Kate abriu a porta e fez uma mesura elegante. Alex se barbeava junto à penteadeira e Antoine segurava uma toalha a seu lado.
- O que acha?
- Que são sete horas da manhã. - Alex abaixou a lâmina de barbear.
- Ah, fique quieto. É fantastique. É maravilhoso! - Kate deu uma volta, rindo.
- Magnífico - Alex concordou.
Kate aproximou-se e esticou o queixo para a frente.
- Veja a maciez do tecido da camisa.
Alex enxugou a mão na toalha que Antoine segurava e tocou no colarinho. Os dedos roçaram na base do pescoço e Kate fechou os olhos. Sentiu o polegar na linha do queixo e a pulsação acelerada. Ficou imóvel para ele continuar. Apesar dos dedos cálidos, ela estremeceu. Alex tocou-lhe o rosto antes de tirar a mão.
Kate abriu os olhos e viu que ele voltara a se barbear. Inspirou fundo e observou-o escanhoar o rosto com a lâmina afiada, sentindo-se hipnotizada. Ele virou a cabeça de lado e depois esticou a pele do lábio superior. De repente, cortou-se.
- Droga! Pare de olhar!
- Eu estava observando para ver como se faz - Kate desculpou-se.
- Providência inútil para quem não precisa se barbear, não acha? Nem mesmo deveria entrar aqui!
- Por que não? Pensei que não se incomodasse com decoro. - Kate fitou-o, travessa. - Não sei por que ficou tão irritado. Foi um cortezinho de nada. Nem mesmo deixará cicatriz.
Suponho que não se importaria também se eu tivesse cortado a orelha!
Kate fitou a orelha de Alex e a mecha de cabelos negros que a rodeava.
- Seria uma pena se milorde perdesse a orelha. Está doendo muito? - Ela deu um passo à frente e tocou-lhe o rosto.
Alex agarrou-lhe o pulso e fitou-a, e Kate teve vontade de beijá-lo. Não apenas os lábios, mas também a face ensaboada e as pálpebras semicerradas sobre os olhos azuis.
- Por que insiste em ficar olhando, Kate? - empurrou-a Alex.
- Por que insiste em não me deixar chegar perto de você? - volveu ela.

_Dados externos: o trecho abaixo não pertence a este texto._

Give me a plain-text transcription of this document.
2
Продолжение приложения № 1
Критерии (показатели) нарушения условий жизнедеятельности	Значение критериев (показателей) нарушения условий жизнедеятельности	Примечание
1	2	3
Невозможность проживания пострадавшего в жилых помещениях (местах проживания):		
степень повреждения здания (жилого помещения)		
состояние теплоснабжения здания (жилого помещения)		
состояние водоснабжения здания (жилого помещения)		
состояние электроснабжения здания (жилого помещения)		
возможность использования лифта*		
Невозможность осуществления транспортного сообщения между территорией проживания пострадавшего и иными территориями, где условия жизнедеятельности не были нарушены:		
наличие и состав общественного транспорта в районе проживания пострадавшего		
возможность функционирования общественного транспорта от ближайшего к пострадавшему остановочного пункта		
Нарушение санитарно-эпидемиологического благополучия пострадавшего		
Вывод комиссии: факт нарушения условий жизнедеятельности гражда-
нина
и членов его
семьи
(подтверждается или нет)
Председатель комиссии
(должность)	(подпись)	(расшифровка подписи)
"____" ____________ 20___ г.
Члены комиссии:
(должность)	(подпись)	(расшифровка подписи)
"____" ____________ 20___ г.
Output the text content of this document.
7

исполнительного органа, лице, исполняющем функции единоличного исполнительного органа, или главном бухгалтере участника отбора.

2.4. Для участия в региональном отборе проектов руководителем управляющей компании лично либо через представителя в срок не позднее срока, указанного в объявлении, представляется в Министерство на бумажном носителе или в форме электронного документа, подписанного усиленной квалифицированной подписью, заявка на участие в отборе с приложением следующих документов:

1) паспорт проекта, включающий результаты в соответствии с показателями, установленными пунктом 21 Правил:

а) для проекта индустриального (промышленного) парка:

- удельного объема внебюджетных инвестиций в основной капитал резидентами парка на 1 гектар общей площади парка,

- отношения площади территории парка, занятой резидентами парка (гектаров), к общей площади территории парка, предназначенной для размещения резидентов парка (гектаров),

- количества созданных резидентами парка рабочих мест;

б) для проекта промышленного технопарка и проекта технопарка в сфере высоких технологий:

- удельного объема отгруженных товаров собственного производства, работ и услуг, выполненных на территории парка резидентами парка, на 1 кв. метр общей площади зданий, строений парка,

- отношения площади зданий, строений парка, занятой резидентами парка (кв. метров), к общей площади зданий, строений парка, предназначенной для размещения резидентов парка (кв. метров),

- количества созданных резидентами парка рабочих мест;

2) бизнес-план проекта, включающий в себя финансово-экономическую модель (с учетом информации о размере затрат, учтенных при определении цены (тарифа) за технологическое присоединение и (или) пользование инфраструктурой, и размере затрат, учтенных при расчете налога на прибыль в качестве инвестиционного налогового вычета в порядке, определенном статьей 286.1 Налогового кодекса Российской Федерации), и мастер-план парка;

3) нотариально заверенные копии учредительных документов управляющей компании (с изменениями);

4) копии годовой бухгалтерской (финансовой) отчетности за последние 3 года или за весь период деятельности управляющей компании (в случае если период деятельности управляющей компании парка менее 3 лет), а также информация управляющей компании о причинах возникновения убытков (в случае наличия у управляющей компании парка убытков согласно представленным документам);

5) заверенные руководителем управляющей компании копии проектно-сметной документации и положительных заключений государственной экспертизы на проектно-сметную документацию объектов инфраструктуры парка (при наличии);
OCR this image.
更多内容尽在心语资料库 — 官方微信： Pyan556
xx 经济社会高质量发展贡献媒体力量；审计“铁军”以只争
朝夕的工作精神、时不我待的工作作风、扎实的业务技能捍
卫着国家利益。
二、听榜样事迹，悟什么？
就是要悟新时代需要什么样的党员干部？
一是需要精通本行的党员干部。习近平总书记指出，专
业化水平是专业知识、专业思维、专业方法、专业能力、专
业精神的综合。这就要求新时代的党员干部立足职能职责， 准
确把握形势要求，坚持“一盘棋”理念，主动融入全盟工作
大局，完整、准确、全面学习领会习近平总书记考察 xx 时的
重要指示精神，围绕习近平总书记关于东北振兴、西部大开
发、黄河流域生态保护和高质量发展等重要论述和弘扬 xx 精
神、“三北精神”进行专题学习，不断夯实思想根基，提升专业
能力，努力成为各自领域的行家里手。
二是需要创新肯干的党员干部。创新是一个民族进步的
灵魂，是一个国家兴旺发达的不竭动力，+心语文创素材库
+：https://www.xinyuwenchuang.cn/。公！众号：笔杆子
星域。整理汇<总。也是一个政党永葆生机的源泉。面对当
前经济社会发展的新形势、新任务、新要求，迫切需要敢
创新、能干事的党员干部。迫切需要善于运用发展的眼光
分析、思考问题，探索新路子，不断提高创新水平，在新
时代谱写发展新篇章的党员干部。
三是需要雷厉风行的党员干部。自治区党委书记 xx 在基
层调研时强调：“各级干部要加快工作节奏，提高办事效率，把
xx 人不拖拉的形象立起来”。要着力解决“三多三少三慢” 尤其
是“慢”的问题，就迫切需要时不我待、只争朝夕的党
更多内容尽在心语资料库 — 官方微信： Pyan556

- Porque não quero que seu pai me acuse de tê-la desonrado! Ele me obrigaria a casar com você!
- Vous êtes une bete grande! - Irritada, Kate apoiou os quadris no peitoril da janela e cruzou os braços.
- De novo o maldito francês! Antoine, o que ela disse?
- Que o senhor é uma grande besta - Antoine traduziu e apressou-se a virar de costas para guardar o creme de barbear em uma pequena bacia, para que o conde não visse seus olhos cheios de lágrimas, por causa do esforço que ele fazia para não explodir numa gargalhada.
- Ah. - Alex voltou a fazer a barba. - Isso quer dizer que não pretende ir comigo à loja de artigos masculinos esta tarde.
Kate tornou a ficar em pé, animada.
- Oh, Alex, me desculpe! Eu estava brincando...
- Foi o que imaginei.
- Sabe, acho que vou precisar de um sobretudo também. Com as roupas novas, o velho ficaria horrível. E se pudermos comprar pelo menos um par de botas... O solado das minhas já está furado. Ah, e uns dois lenços de seda para usar no bolso do colet...
- Santo Deus! Você está agindo mesmo como uma mulher!
- Eu, não. - Kate o fitou com os olhos semicerrados, curiosa para testar até que ponto o afetava.
Alex tomou a largar a lâmina e virou-se para ela.
- Pode descer e começar a tomar seu desjejum - disse, fitando-a com expressão séria.
Quando Kate não se moveu, ele vociferou:
- Saia da minha frente, pelo amor de Deus, antes que eu corte a minha jugular!
Capítulo III

Alex pretendia fazer a primeira refeição do dia com Barbara, mas desistiu. Escreveu um bilhete pedindo desculpas por cancelar o compromisso em cima da hora e desceu.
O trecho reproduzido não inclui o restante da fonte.